Your Gumroad Library page (app.gumroad.com/library) contains a block of JSON with all the information about your assets. It then dynamically renders the page from that information. Likewise, the download page for a product you purchased is also a block of JSON that is rendered into html.

<script class="js-react-on-rails-component" ... >{"json" : "here"}</script>

It then dynamically renders the page from that information. Likewise, the download page for a product you purchased has a similar block of JSON that is rendered into html.

What the script does:

  1. It copies a pre-made .gitignore to the output directory to just track the html and json files
  2. It downloads your Library page and captures the JSON. It saves the full Library page as an .html file. This will overwrite any existing library.html, so if you want to keep this history, use Git or other VCS.
  3. It then iterates through all your product download pages. For each product download page:
    1. It creates a directory structure of <product creator>/<product name>
    2. It downloads the thumbnail and "cover" images found on the original product page (these seem to be intermittently available)
    3. It downloads the product download page html and captures its JSON.
    4. It saves the JSON to a file (both raw and formatted). Again, this will overwrite any existing product.json, so use Git or other VCS.
    5. For each file
      • It checks if a local file exists with the same name and id
      • It gets the size of the file on the Gumroad server
      • It compares the two sizes
      • If the Gumroad file size is the same as the local file size, it skips the download
      • Otherwise it downloads the file under a directory of its unique id
        <product creator>/<product name>/<file id>/<file name>
        The id directory is important because multiple files can have the same name.
    6. It creates a .url shortcut to the original product page.
    7. It downloads the original product page and saves it as a .html file (which may be a 404 page). Again, this will overwrite any existing html. This html can be useful because it may list dependencies and instructions on how to use. They also contain credits and ToS, but those probably aren't very important since creators never include them in the product downloads.
  4. It generates log files of everything it does

There's a work-in-progress script that generates a local searchable .html page that lists all of your downloaded products with thumbnails.

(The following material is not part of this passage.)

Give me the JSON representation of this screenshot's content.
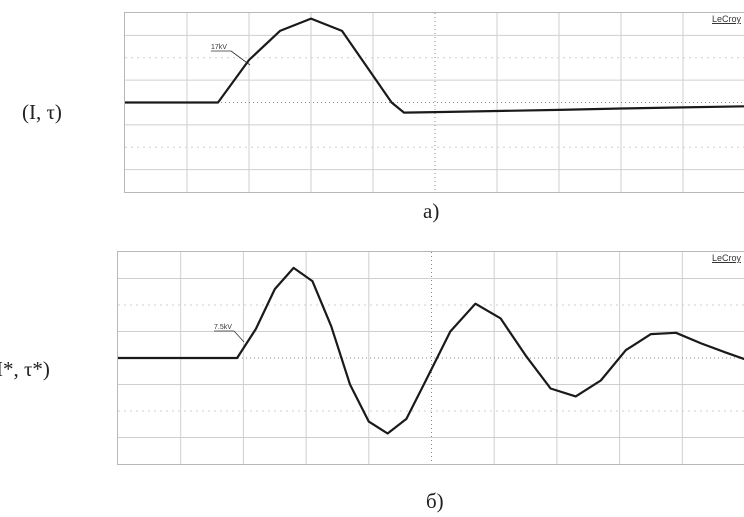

!! Note: this skips any files or URLs that point outside of the gumroad.com domain, so you'll need to download them separately if you want them (you'll need to search the logs). It doesn't download any "Download All" option for files. This just searches for individual files located under the gumroad.com domain.

Since this script first checks if the file is already downloaded, it can save a lot of bandwidth, and should (hopefully) be safe to re-run anytime to just get new library items.

This script has evolved over several months and has been used multiple times to download over 400 digital purchases. But I have to continually tweak it to handle weird cases as I find them.

Other

The Gumload project takes the same approach of scraping the web pages for the .json and downloading what it finds after first checking if the download exists. It also has a nicer presentation with progress bars and is mult-threaded. And it was clearly written by someone with more Python experience. But it only downloads the product downloads and doesn't have any checks for some of the weird cases listed above. If you have a small library, without any weird cases, and just want your product files, then it could be a practical alternative.